5

Ann Scott - We're Smiling

Ann Scott is a singer-songwriter from Dublin, and that simple, possibly reductive description probably actually does, in this case, give you a reasonably good idea of what to expect on this, her second album after 2005’s self-financed debut ‘Poor Horse’. Despite apparently having a reputation as an intense live performer, what you get - on this record’s evidence, at least - are a whole lot of slightly predictable songs about heartache (“Jealousy / Has come over me” from ‘Jealousy’); or anticipation of love (‘Hot Day’, with its repetitious “… as I waited for you” refrain; and the slightly too similar ‘Mountain’ which follows it, this time repeating a “I went to see him…” refrain), mostly touched with a slight air of melancholy .

There are also some more oblique, mystical, Celtic-tinged tracks (think The Corrs-meet-Clannad, but a bit less so), as in “Still o still a thousand stars” (‘100 Dances, 1,000 Stars); “Let me out of here / I cannot stop the flow / I want to reach you / I am the antelope” (‘Down At The Parlour’) and the exhortation to “follow me in this dream / Through this maze, across the sea / In this water” in ‘Imelda’.

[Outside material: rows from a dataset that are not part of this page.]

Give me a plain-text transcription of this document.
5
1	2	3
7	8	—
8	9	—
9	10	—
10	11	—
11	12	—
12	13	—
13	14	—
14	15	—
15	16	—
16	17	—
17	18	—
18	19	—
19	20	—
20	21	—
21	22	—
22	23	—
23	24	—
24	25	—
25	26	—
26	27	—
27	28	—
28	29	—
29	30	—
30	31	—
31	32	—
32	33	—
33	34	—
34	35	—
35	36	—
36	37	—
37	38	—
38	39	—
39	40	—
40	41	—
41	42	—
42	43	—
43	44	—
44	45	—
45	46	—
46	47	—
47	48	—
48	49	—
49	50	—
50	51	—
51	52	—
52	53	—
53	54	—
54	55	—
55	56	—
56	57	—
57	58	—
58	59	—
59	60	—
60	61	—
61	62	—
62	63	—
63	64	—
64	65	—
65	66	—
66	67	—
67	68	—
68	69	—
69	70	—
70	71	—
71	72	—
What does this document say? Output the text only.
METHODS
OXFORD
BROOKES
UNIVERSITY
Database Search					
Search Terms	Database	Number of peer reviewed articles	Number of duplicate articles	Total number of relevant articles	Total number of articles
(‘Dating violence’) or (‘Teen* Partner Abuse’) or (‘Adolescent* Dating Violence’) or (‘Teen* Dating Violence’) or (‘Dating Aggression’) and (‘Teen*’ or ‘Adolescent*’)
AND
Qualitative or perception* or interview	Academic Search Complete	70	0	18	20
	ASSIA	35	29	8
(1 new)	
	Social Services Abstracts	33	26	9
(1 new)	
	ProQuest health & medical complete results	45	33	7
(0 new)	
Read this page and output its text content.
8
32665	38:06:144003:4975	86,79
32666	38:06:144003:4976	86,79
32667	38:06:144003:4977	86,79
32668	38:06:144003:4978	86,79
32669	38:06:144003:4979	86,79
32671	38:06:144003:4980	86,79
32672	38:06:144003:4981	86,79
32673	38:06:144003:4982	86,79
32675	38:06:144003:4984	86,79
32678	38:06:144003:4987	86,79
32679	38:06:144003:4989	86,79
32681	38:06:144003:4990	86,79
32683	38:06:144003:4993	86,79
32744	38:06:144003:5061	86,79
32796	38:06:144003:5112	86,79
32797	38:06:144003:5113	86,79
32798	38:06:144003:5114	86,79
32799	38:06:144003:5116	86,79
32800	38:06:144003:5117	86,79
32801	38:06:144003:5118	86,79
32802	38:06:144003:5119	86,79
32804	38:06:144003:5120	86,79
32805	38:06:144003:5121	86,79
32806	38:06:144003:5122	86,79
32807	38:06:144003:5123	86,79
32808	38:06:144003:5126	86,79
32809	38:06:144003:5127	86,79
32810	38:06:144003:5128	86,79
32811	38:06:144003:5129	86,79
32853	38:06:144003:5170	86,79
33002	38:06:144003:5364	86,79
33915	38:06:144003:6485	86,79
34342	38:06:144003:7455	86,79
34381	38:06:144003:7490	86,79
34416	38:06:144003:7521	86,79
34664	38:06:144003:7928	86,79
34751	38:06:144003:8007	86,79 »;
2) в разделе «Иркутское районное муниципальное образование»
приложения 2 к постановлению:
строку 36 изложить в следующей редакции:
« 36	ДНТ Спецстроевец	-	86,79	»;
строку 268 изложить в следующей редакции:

Through all this, the vocal, though tuneful enough, in a breathy sort of way, seems curiously impersonal and disengaged, given that it is delivering self-penned and presumably heartfelt words. There’s strangely little that really grasps the listener’s attention, or that stays with you at the album’s close. The instrumental backing is quite wispy, with the occasional electro glitch thrown into the mix in a really rather half-hearted way from time to time.

Really, then, that is as much of a summation as I can probably give. If you enjoy ethereal female twitterings such as I’ve described above, then you will probably quite like ‘We’re Smiling’. There is nothing particularly objectionable about it, certainly, but neither, really, is there that much that is particularly worth seeking out. It is possible that in the context of those intense live performances these songs may shine a little brighter than they appear to do on record.